Another exciting development is that NE Ohio is jumping on the purpose train. By sheer coincidence, on Wednesday of this week, many area leaders (Fathom CEO Scot Lowry among them) convened at Case Western Reserve’s BVU Center for Nonprofit Excellence to listen to Imperative CEO Aaron Hurst and talk about their own blueprints for creating more purpose within their organizations, both at the individual and corporate levels. All this focus on purpose has me thinking …
What can appreciative inquiry and increased employee engagement mean for your organization?
#1: Rallying around a common plan for the future can enhance a group’s sense of purpose and boost long-term value … if it’s courageous enough to do the work itself. Therein lies the rub: Great rewards require great risks. The kind of sustainable organizational transformation preached by David Cooperrider and advocates of “systems thinking” and “design thinking” (schools of thought that examine group dynamics, interdisciplinary communication and principles of productivity) starts with getting everybody into one room. Then you need to make the time to do what you said you were going to do.
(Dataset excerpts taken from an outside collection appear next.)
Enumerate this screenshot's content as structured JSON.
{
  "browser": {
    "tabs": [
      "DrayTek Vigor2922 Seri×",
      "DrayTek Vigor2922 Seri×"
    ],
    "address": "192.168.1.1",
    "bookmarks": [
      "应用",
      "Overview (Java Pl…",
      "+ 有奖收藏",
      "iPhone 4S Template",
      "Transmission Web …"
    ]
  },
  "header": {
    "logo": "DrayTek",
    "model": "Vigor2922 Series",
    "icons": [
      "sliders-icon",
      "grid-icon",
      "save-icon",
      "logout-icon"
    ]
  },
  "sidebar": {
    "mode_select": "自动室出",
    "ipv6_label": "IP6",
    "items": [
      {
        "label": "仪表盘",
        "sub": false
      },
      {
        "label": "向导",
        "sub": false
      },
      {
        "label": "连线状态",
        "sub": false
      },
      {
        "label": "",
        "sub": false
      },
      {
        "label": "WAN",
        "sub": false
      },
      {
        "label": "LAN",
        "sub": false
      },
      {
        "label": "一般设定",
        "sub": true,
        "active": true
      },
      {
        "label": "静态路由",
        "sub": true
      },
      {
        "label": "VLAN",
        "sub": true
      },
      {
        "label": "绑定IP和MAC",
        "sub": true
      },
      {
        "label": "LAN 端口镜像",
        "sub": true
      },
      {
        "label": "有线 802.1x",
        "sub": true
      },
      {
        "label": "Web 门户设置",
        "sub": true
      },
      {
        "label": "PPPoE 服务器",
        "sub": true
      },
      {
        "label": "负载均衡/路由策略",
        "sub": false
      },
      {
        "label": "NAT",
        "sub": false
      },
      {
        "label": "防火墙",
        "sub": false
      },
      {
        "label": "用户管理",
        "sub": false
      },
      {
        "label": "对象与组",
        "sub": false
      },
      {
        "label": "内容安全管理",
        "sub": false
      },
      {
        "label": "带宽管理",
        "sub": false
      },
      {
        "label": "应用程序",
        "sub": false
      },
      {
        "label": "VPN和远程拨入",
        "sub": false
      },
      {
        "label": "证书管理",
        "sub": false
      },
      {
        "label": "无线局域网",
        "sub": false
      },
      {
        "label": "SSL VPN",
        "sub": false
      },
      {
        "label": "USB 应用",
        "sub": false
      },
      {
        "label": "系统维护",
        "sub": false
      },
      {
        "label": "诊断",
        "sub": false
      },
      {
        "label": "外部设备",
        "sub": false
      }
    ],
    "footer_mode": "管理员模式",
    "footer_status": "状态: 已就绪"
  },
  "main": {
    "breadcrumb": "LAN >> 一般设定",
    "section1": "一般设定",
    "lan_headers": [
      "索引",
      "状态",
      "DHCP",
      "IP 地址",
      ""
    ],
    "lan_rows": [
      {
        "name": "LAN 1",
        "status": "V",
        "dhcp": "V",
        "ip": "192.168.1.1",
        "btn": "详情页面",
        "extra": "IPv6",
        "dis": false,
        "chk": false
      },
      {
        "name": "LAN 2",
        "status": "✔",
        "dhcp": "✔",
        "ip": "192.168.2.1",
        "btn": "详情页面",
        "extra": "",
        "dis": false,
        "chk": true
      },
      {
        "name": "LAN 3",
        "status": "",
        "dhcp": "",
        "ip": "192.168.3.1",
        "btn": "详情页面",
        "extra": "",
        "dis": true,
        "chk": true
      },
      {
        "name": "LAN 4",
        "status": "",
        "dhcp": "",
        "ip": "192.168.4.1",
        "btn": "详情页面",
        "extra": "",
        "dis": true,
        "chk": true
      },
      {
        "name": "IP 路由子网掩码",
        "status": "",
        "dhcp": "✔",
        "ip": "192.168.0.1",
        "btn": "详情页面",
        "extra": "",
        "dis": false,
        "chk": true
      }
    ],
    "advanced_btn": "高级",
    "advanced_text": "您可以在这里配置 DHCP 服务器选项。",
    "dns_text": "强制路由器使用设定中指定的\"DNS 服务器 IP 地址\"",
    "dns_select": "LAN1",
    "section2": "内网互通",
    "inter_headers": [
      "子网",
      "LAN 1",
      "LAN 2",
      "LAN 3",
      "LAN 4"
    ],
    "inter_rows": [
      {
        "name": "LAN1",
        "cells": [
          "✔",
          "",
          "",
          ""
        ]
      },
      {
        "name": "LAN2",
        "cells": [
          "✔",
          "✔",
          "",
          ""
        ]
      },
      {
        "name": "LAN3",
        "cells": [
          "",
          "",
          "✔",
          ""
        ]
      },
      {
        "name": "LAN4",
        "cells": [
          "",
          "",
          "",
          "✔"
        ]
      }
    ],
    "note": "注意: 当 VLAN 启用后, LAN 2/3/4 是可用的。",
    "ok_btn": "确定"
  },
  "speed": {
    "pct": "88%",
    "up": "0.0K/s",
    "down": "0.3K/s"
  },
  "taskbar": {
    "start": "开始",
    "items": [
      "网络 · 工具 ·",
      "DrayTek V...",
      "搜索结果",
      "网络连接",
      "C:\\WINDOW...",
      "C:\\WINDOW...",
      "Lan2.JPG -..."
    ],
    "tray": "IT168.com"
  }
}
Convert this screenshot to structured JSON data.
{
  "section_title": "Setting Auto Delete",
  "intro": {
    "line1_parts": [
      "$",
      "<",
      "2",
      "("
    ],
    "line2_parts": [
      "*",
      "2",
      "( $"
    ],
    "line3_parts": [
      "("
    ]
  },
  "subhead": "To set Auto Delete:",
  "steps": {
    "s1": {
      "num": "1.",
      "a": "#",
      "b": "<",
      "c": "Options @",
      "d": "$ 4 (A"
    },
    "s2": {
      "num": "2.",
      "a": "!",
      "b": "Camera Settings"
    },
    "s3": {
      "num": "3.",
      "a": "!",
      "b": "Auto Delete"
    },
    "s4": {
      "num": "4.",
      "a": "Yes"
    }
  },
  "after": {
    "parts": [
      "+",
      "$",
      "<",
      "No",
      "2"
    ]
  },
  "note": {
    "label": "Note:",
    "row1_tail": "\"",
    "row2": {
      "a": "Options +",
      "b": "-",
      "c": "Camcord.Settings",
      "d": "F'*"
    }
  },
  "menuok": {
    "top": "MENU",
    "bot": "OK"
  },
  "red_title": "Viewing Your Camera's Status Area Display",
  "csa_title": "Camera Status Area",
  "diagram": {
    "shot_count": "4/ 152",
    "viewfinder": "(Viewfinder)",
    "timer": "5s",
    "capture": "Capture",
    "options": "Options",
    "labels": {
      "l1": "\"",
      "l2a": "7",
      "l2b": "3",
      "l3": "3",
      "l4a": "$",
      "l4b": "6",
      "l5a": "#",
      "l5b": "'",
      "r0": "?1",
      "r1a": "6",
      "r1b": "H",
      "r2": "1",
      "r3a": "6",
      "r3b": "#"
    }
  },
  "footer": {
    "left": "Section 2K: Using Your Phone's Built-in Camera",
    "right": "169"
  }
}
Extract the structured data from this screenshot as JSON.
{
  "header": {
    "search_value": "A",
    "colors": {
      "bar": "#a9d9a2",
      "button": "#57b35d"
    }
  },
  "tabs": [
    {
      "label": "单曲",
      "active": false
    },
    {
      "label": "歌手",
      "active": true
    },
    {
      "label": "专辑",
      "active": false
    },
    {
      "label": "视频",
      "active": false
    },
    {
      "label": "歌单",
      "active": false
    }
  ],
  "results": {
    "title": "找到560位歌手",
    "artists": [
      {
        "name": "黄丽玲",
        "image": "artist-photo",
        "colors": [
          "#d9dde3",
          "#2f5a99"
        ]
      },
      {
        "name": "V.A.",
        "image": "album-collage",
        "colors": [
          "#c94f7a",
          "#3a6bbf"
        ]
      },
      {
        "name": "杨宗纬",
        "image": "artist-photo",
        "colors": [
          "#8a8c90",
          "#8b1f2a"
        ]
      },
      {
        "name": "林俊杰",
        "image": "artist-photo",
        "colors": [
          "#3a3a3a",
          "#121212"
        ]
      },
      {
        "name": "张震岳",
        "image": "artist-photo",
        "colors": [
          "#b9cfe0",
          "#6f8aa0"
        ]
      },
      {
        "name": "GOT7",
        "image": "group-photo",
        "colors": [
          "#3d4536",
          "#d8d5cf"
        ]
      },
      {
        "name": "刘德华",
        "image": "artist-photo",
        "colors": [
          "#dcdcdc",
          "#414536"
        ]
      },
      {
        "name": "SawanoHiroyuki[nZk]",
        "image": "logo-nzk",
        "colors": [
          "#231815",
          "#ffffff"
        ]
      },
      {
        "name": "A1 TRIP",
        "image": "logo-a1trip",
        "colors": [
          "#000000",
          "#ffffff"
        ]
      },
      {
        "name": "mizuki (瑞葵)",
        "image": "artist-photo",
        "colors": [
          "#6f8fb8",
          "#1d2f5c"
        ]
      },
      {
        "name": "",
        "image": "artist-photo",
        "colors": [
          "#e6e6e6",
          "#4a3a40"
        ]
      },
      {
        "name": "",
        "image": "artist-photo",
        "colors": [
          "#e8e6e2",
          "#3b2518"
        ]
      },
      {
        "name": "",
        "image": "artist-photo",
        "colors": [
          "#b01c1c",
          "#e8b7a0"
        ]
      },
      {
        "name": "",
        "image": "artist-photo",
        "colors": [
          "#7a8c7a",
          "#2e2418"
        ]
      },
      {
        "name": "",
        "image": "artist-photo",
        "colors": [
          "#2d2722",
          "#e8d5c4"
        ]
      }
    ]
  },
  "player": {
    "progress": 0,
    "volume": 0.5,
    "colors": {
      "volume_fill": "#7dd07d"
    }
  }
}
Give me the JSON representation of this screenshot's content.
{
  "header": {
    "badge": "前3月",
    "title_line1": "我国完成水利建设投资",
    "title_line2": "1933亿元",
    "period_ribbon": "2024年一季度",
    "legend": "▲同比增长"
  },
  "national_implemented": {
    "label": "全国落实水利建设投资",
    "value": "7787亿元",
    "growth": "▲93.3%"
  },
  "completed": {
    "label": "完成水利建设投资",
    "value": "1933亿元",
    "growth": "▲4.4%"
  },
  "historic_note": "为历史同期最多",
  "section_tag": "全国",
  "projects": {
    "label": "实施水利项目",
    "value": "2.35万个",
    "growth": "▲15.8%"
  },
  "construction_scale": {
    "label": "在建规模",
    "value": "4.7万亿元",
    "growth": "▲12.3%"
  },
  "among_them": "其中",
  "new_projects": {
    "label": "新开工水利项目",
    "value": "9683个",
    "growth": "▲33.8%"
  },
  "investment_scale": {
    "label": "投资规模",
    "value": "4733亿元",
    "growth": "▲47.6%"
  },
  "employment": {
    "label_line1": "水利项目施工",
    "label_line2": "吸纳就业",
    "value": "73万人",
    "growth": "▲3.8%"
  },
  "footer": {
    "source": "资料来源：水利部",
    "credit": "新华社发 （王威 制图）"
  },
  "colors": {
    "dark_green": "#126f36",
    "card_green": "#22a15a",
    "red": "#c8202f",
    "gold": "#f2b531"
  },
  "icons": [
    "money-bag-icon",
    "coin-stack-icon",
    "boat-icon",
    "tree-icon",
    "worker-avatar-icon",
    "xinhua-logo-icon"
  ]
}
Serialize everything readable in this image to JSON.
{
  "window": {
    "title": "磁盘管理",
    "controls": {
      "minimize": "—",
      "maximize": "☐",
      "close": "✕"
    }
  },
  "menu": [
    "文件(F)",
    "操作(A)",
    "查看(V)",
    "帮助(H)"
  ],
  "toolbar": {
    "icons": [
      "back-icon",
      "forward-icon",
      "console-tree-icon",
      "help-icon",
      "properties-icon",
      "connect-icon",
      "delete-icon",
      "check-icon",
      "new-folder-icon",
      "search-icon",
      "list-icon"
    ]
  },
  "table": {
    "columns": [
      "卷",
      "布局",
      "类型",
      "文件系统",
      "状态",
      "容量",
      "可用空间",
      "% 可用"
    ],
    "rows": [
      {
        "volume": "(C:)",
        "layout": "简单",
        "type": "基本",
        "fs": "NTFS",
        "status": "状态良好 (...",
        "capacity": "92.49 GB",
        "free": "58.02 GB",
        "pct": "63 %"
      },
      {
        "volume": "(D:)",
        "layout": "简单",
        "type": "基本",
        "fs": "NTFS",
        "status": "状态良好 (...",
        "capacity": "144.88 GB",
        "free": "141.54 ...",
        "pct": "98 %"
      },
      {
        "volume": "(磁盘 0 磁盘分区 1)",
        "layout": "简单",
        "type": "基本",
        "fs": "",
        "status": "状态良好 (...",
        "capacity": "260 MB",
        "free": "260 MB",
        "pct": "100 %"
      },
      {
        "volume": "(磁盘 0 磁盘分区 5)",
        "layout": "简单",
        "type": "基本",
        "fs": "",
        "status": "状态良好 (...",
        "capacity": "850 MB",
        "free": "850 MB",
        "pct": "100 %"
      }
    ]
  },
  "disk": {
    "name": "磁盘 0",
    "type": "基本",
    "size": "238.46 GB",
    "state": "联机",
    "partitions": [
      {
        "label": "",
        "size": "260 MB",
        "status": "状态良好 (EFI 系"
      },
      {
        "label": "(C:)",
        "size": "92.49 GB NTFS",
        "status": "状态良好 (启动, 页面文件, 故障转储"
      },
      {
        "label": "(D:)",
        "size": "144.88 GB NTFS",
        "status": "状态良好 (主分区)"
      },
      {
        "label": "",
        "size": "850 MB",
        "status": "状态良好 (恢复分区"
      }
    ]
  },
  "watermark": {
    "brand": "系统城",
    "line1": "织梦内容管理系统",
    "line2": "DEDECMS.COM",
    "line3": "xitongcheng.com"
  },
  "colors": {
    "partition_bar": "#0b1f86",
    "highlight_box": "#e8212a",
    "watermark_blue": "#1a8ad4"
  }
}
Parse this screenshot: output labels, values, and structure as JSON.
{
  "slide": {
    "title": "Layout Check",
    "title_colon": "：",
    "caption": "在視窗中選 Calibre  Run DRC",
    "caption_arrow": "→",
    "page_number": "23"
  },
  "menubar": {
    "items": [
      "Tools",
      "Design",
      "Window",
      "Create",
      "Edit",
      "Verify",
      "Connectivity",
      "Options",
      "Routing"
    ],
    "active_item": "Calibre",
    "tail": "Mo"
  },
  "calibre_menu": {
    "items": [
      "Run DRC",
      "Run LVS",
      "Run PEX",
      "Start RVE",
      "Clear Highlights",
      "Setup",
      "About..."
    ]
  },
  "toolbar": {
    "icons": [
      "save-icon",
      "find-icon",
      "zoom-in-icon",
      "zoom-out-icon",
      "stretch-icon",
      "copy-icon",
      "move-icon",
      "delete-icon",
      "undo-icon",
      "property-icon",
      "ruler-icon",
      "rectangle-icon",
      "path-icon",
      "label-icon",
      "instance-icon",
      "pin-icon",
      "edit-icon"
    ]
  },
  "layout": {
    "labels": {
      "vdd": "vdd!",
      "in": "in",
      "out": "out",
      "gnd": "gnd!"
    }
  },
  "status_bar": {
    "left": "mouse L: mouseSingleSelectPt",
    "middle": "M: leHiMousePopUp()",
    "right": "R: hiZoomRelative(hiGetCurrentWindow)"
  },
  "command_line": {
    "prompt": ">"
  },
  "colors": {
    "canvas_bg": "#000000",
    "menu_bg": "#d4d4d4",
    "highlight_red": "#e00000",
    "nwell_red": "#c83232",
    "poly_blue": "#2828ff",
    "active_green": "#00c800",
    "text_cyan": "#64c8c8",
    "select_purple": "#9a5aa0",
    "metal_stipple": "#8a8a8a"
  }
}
So far, Fathom is moving right along the path to achieving its collective goals. Most notably, the energy is still palpable. 9 days out, people still have a noticeable excitement when talking about what their respective groups are doing, and they are eager to contact other groups across the company for related skills, initiatives and “people power.” This kind of momentum feeds upon itself, and this same energy is available to your organization as long as you’re starting with the right people (i.e., those open to embracing it).
#2: If you’re working with Fathom, you’re going to be benefiting from the coming innovations … and from interacting with people who have great élan. To elaborate more on the energy, you’re going to be collaborating with people who are genuinely excited about growing your organization and want to help transform it in the exact same way they’re inspired to transform Fathom itself. This highly motivated group will be extra-creative and productive, leaving powerful influences on your sales, marketing and overall branding. If you weren’t already excited, knowledge of this reality should get your gears cranking.
It’s still early in this game, but what I see as a few of the lasting legacies of an appreciative inquiry summit (or explicitly purpose-driven workplace) are:
- It keeps walls down.
- Barriers to authentic communication are weakened.
- People are more willing to step outside of their department, work area or business unit.
(This destruction of boundaries is crucial when you consider the size of Fathom’s corporate HQ, a 2nd office being situated in another city and the general prevalence of telecommuting … a.k.a., remote working). If communication is as powerful a force in human relationships as history says it is, then I’d bet any phenomenon that increases both the frequency and quality of true communication is worth the investment.